Plusieurs observateurs de la scène politique ont déploré le climat qui a régné en chambre au cours de la dernière session. Le premier ministre n’aurait jamais vécu une telle situation, disait-il, l’opposition étant, nécessairement, la cause de ce mauvais climat, une situation dite sans précédent.
Peut-être avons-nous la mémoire bien courte. Et surtout pas de moyens de mesure. Est-ce plus « bordélique » qu’à la fin du régime Taschereau, du régime Duplessis ou du premier régime Bourassa ? (Que les exemples soient pris en fin de régime est le fruit du hasard, comme on dit au cinéma, et « toute ressemblance avec… etc., etc. »). La question est ouverte. Il faut aussi prendre garde de comparer notre époque de débats télévisés et de nouvelles continues avec « l’ancien temps » où il fallait se fier seulement aux reportages de la presse parlementaire.
Faut-il se scandaliser ? Il y a environ soixante-quinze périodes des questions de 45 minutes par année, ce qui donne une cinquantaine d’heures au total. Et on voudrait que ce soit en plus un genre de thé de 5 heures ? On parle quand même ici de débats parlementaires. L’Opposition harcèle le gouvernement et s’acharne sur certaines questions ? On a vu que, dans certains dossiers, après des jours de négation, il a fallu reconnaître qu’il y avait problème : calendrier scolaire, garderies, affaire D’Amour… Si l’opposition ne s’était pas acharnée (avec l’appui de la presse), on n’aurait rien su.
Par ailleurs, il est certain que la période des questions a changé d’allure. À l’origine, les députés utilisaient une brèche dans le règlement pour demander des renseignements aux ministres. Au fil des ans, cette période de questions née « naturellement » s’est institutionnalisée et, de dérives en tolérances, ce qui s’y passe aujourd’hui ne correspond plus à ce qu’on lit dans les règlements. Selon le règlement de l’Assemblée, les questions « doivent être brèves » (!) mais un « court préambule est permis pour les situer dans leur contexte » (!!). Les questions ne peuvent « 1° comporter ni expression d’opinion ni argumentation ; 2° être fondées sur des suppositions ; 3° viser à obtenir un avis professionnel ou personnel ; 4° suggérer la réponse demandée ; 5° être formulées de manière à susciter un débat » (!!!). Bien malin qui reconnaîtrait là ce qui se passe en réalité à la période des questions.

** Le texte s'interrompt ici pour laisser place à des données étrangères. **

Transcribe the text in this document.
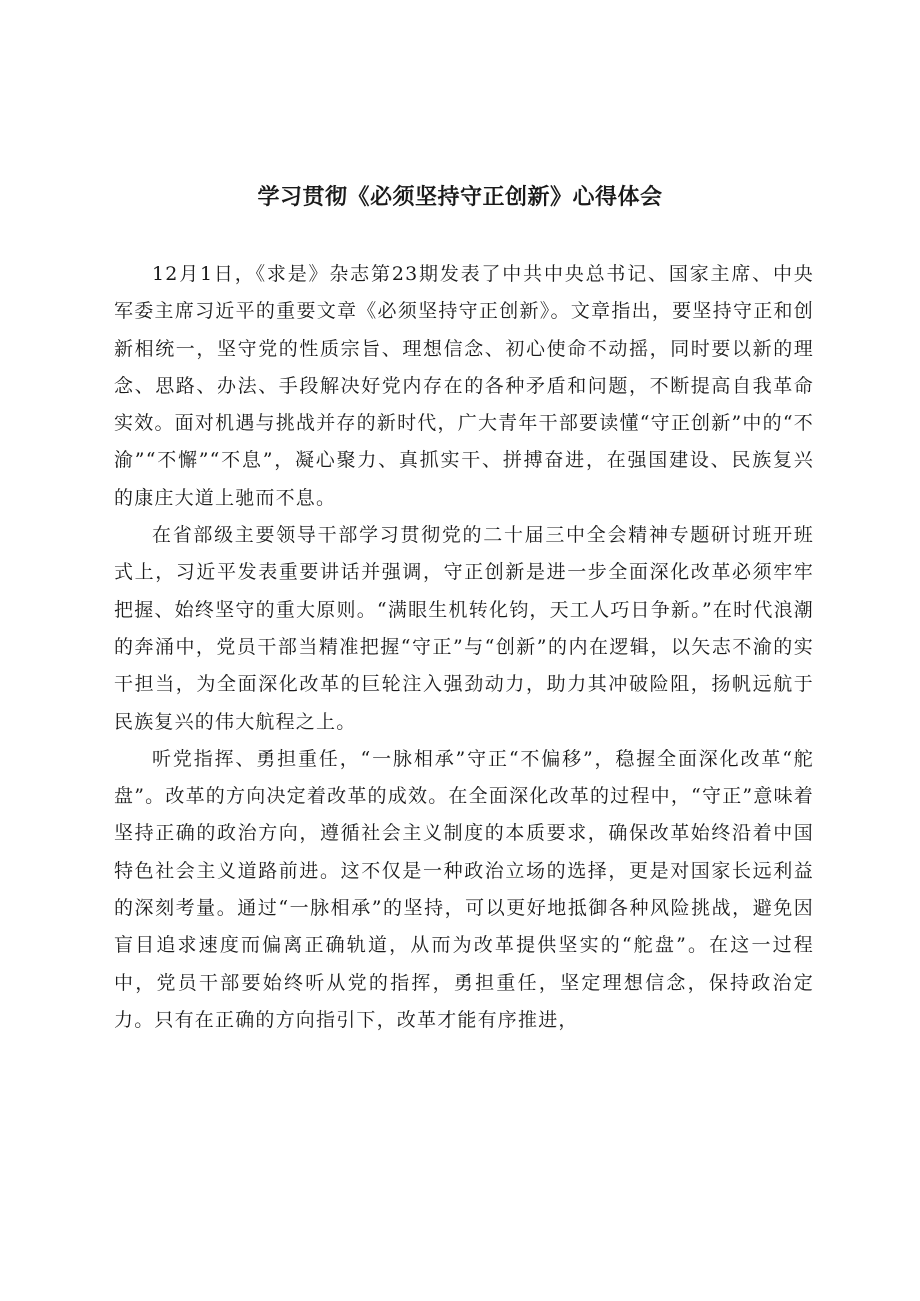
学习贯彻《必须坚持守正创新》心得体会

12月1日，《求是》杂志第23期发表了中共中央总书记、国家主席、中央军委主席习近平的重要文章《必须坚持守正创新》。文章指出，要坚持守正和创新相统一，坚守党的性质宗旨、理想信念、初心使命不动摇，同时要以新的理念、思路、办法、手段解决好党内存在的各种矛盾和问题，不断提高自我革命实效。面对机遇与挑战并存的新时代，广大青年干部要读懂“守正创新”中的“不渝”“不懈”“不息”，凝心聚力、真抓实干、拼搏奋进，在强国建设、民族复兴的康庄大道上驰而不息。

在省部级主要领导干部学习贯彻党的二十届三中全会精神专题研讨班开班式上，习近平发表重要讲话并强调，守正创新是进一步全面深化改革必须牢牢把握、始终坚守的重大原则。“满眼生机转化钧，天工人巧日争新。”在时代浪潮的奔涌中，党员干部当精准把握“守正”与“创新”的内在逻辑，以矢志不渝的实干担当，为全面深化改革的巨轮注入强劲动力，助力其冲破险阻，扬帆远航于民族复兴的伟大航程之上。

听党指挥、勇担重任，“一脉相承”守正“不偏移”，稳握全面深化改革“舵盘”。改革的方向决定着改革的成效。在全面深化改革的过程中，“守正”意味着坚持正确的政治方向，遵循社会主义制度的本质要求，确保改革始终沿着中国特色社会主义道路前进。这不仅是一种政治立场的选择，更是对国家长远利益的深刻考量。通过“一脉相承”的坚持，可以更好地抵御各种风险挑战，避免因盲目追求速度而偏离正确轨道，从而为改革提供坚实的“舵盘”。在这一过程中，党员干部要始终听从党的指挥，勇担重任，坚定理想信念，保持政治定力。只有在正确的方向指引下，改革才能有序推进，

Faut-il revoir les règlements ? En 1997, le président de l’Assemblée suggéra de les changer pour « les rendre plus conformes à la réalité », le changement des comportements étant devenu impossible.
Les parlementaires ont peut-être un examen de conscience à faire mais il y a plus inquiétant, pour l’image de leur institution, et plus fondamental il me semble, même si la chose ne paraît pas préoccuper grand monde à l’intérieur comme à l’extérieur de la maison.
Il y a quelques semaines, le premier ministre a congédié son ministre de la Famille qui avait reconnu avoir utilisé à des fins personnelles une carte de crédit de l’agence de sécurité BCIA, entreprise qui fait affaires avec des institutions publiques. Le ministre démis a aussi été expulsé du caucus mais il entend continuer de siéger comme député de LaFontaine. Or, s’il était indigne d’exercer une fonction exécutive et de faire partie du caucus libéral, comment peut-il décemment conserver son titre de parlementaire, le plus important des trois, puisqu’il a reconnu avoir utilisé cette carte pendant qu’il était député ? On attend peut-être de savoir si des dépenses déjà payées avec cette carte ont été aussi remboursées au député par l’Assemblée nationale. La Sûreté du Québec est sur le dossier depuis plus d’un mois, mais, dans ces circonstances, on se met à imaginer une Loi d’accès à l’information qui n’aurait pas mis un couvercle étanche sur les dépenses des parlementaires ou une étude des crédits qui ne soit pas du théâtre.